Chi Yin’s struggle to find and understand is emphasised by percussion artist Cheryl Ong. Her drumming evokes – to me – an angry frustration, an emotional counter to Chi Yin’s deliberately restrained, objective detective work.
But perhaps the most intriguing and gripping sequence is when Chi Yin – and no doubt in close collaboration with director Tamara Saulwick – lays sheet after sheet of paper on the stage floor space, in shifting patterns, lifting one sheet to reveal another beneath, and another and another, and projected on each an image uncovered by Chi Yin’s investigations – from archives, from forgotten albums, from the Imperial War Museum in London. The process is the perfect visual metaphor for Chi Yin’s searching and finding. But rich, suggestive and allusive as these images are, we realise that they are not enough, that they do not tell her – and us – more about her elusive grandfather. That is, the grandfather made elusive by history. There is development and a progression in this sequence, but at its climax light does not dim but contracts to the only piece of evidence that remains.

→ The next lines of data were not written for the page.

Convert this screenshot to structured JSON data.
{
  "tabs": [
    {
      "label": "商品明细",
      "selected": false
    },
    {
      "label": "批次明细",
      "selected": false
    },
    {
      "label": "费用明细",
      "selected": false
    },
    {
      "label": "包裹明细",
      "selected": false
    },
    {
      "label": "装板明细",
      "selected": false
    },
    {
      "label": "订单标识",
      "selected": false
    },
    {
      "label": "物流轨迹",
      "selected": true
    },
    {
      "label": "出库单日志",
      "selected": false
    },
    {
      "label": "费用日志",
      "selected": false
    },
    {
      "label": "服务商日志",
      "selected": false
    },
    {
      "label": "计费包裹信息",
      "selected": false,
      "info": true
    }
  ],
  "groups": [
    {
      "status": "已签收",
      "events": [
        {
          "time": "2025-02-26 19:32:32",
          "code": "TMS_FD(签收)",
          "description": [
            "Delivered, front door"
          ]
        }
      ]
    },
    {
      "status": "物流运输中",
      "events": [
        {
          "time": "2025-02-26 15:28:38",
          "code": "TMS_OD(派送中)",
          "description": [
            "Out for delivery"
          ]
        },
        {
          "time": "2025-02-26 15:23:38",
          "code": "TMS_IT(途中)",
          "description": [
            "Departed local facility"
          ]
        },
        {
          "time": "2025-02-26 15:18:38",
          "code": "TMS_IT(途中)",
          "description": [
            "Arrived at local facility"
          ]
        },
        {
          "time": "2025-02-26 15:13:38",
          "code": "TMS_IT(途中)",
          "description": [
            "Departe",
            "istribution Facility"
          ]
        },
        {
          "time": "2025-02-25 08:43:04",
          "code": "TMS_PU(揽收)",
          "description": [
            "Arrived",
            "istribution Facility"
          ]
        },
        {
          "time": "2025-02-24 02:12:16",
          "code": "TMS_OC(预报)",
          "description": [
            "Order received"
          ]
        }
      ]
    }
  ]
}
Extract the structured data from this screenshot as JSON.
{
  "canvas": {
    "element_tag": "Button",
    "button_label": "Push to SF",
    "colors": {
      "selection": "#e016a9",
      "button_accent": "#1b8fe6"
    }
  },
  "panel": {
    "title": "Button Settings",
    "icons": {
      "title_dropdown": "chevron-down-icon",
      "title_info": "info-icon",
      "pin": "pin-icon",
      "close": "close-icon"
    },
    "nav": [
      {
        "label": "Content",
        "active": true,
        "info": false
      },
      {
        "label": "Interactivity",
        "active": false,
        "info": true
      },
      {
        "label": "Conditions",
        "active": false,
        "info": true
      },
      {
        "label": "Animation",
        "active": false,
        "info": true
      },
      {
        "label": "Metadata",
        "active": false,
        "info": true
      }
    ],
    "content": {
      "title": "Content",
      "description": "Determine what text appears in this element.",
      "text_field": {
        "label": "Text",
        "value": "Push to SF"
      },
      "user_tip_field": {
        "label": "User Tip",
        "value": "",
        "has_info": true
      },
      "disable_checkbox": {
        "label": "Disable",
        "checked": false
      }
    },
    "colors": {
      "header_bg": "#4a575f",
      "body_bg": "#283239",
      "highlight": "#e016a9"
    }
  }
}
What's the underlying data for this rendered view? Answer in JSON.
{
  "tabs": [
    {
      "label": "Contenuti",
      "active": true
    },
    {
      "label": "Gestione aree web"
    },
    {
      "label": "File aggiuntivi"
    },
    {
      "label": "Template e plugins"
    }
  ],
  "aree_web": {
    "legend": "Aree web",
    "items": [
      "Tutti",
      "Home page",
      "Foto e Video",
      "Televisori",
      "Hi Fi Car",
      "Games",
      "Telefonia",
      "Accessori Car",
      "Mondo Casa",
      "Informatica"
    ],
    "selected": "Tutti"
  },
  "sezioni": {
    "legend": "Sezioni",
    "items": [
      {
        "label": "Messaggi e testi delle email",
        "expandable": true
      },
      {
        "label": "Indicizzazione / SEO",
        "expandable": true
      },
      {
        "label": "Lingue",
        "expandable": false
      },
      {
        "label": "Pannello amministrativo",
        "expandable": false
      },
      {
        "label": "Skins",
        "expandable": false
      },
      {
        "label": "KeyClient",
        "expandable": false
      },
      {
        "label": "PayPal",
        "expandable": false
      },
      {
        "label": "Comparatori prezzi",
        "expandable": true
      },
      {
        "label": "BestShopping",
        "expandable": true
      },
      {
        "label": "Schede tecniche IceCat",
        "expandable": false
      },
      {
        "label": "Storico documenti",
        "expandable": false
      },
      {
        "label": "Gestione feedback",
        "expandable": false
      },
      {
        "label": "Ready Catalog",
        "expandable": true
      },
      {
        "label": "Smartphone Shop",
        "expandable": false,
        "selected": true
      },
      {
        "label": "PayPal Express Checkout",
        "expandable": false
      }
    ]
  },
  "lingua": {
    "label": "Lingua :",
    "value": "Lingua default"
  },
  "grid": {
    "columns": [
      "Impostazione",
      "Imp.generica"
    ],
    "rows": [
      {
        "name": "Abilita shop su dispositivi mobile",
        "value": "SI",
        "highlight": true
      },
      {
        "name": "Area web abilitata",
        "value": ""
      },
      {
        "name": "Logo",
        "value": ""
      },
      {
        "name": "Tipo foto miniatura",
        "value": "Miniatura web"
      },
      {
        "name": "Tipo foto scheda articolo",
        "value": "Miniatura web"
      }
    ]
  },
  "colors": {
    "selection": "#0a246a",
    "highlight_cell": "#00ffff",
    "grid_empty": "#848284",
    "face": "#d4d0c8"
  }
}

One Day We’ll Understand moves at a rapid pace – at times perhaps so rapid, so rich that we don’t know where to look. But this is an almost overwhelming presentation – an intricate collaboration between writer/photographer and director. Beside Cheryl Ong’s music, there is dramaturgy by Kok Heng Leun, video design and audio engineering by Nick Roux, and lighting design by Andy Lim.
The choreography, so to speak, of movement, speech, images, and of its structured revelations is breathtaking and beautiful in its sadness. And it is a high artistic achievement, a ‘mixed media’ presentation of a largely forgotten history in which Australia is implicated. It deserves to be widely seen. It will fit many venues, and it will be a revelation wherever it is shown.